All of it looked standard-issue. But the walls sang out, strange.

Paint covered them, bleeding indigo into purple, purple into black. The colors of night sky and space, an echo of what sat outside the window. But more than that, too. There were planets and moons, small craft careening from one colorful blip to another. Broken white lines trailed the spaceships, forming sharp-angled patterns, like constellations. One whole stretch of the right-hand wall was marbled in blue-green.

“What is this?” Cade asked.

“History,” Ayumi said. “Specifically, the end of Earth history and its effects. The artistic merit is questionable.” She squinted at an awkward nebula. “The artistic merit is questionable
at best.

“But it's part of your project?” Cade asked.

Ayumi's face seared with heat. “It's not a project. It's a purpose. And yes.”

By the time they settled into the chairs, and Cade struggled her arms through the straps, Ayumi had traded in her crisped pride for a shy smile. “Would you like to learn?”

“Maybe later.” Cade needed to put some distance between herself and a ship full of souring memories.

Ayumi nodded. Tried—and failed—to pretend she didn't want to tell Cade all about the end of Earth history and its effects. Then she turned to face the blackness in the window, and her disappointment wiped clean. Ayumi's brown eyes took in space views like fresh water after a drought.

The little ship lifted off with a lurch and a knock—like crashing into nothing. Cade pulled her straps tighter, set her teeth against each other, and gritted out the ride. Minute after bumpy minute. She had gotten used to Renna's easy flightstyle.

“I set an auto-course for Hymnia,” Ayumi said. “It's the nearest planet with a human settlement, one that isn't basically a prison camp or a work colony. It even has a fountain in the square that sometimes has water in it! And fish! But people tend to spear the fish and eat them.

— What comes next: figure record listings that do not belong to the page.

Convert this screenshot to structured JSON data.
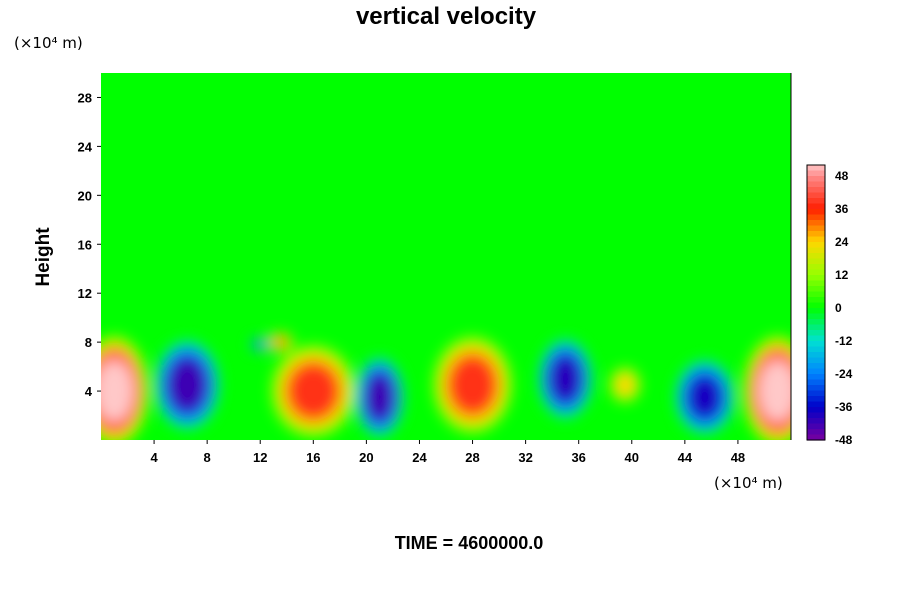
{
  "chart_data": {
    "type": "heatmap",
    "title": "vertical velocity",
    "ylabel": "Height",
    "xlabel": "",
    "x_unit_label": "(×10⁴ m)",
    "y_unit_label": "(×10⁴ m)",
    "xlim": [
      0,
      52
    ],
    "ylim": [
      0,
      30
    ],
    "x_ticks": [
      4,
      8,
      12,
      16,
      20,
      24,
      28,
      32,
      36,
      40,
      44,
      48
    ],
    "y_ticks": [
      4,
      8,
      12,
      16,
      20,
      24,
      28
    ],
    "colorbar": {
      "range": [
        -48,
        52
      ],
      "ticks": [
        48,
        36,
        24,
        12,
        0,
        -12,
        -24,
        -36,
        -48
      ]
    },
    "background_value": 0,
    "cells": [
      {
        "x": 1,
        "y": 4,
        "rx": 2.6,
        "ry": 4.5,
        "value": 52
      },
      {
        "x": 51,
        "y": 4,
        "rx": 2.6,
        "ry": 4.5,
        "value": 52
      },
      {
        "x": 6.5,
        "y": 4.5,
        "rx": 2.4,
        "ry": 3.6,
        "value": -42
      },
      {
        "x": 12,
        "y": 7.8,
        "rx": 0.7,
        "ry": 0.5,
        "value": -30
      },
      {
        "x": 13.5,
        "y": 8,
        "rx": 1.0,
        "ry": 0.8,
        "value": 30
      },
      {
        "x": 16,
        "y": 4,
        "rx": 3.2,
        "ry": 3.8,
        "value": 38
      },
      {
        "x": 21,
        "y": 3.5,
        "rx": 1.8,
        "ry": 3.2,
        "value": -42
      },
      {
        "x": 28,
        "y": 4.5,
        "rx": 3.0,
        "ry": 4.0,
        "value": 38
      },
      {
        "x": 35,
        "y": 5,
        "rx": 2.0,
        "ry": 3.2,
        "value": -40
      },
      {
        "x": 39.5,
        "y": 4.5,
        "rx": 1.2,
        "ry": 1.5,
        "value": 24
      },
      {
        "x": 45.5,
        "y": 3.5,
        "rx": 2.2,
        "ry": 3.0,
        "value": -38
      }
    ],
    "footer": "TIME = 4600000.0"
  }
}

I would take you back to Rembra, but it's a months-long flight in the other direction, and—”

“No,”
Cade said.

“—you seem to be in a bit of a hurry,” Ayumi finished.

Cade fidgeted with the stub of a switch, until she remembered it might be wired to something important.

“I'm not really spacesick.”

Ayumi's face, which so far had been as readable as fresh ink, changed. “I didn't think so.”

“Is that part of your . . . purpose . . . too?” Cade asked.

“No,” Ayumi said, with a tight little smile. “I have an eye for these things.”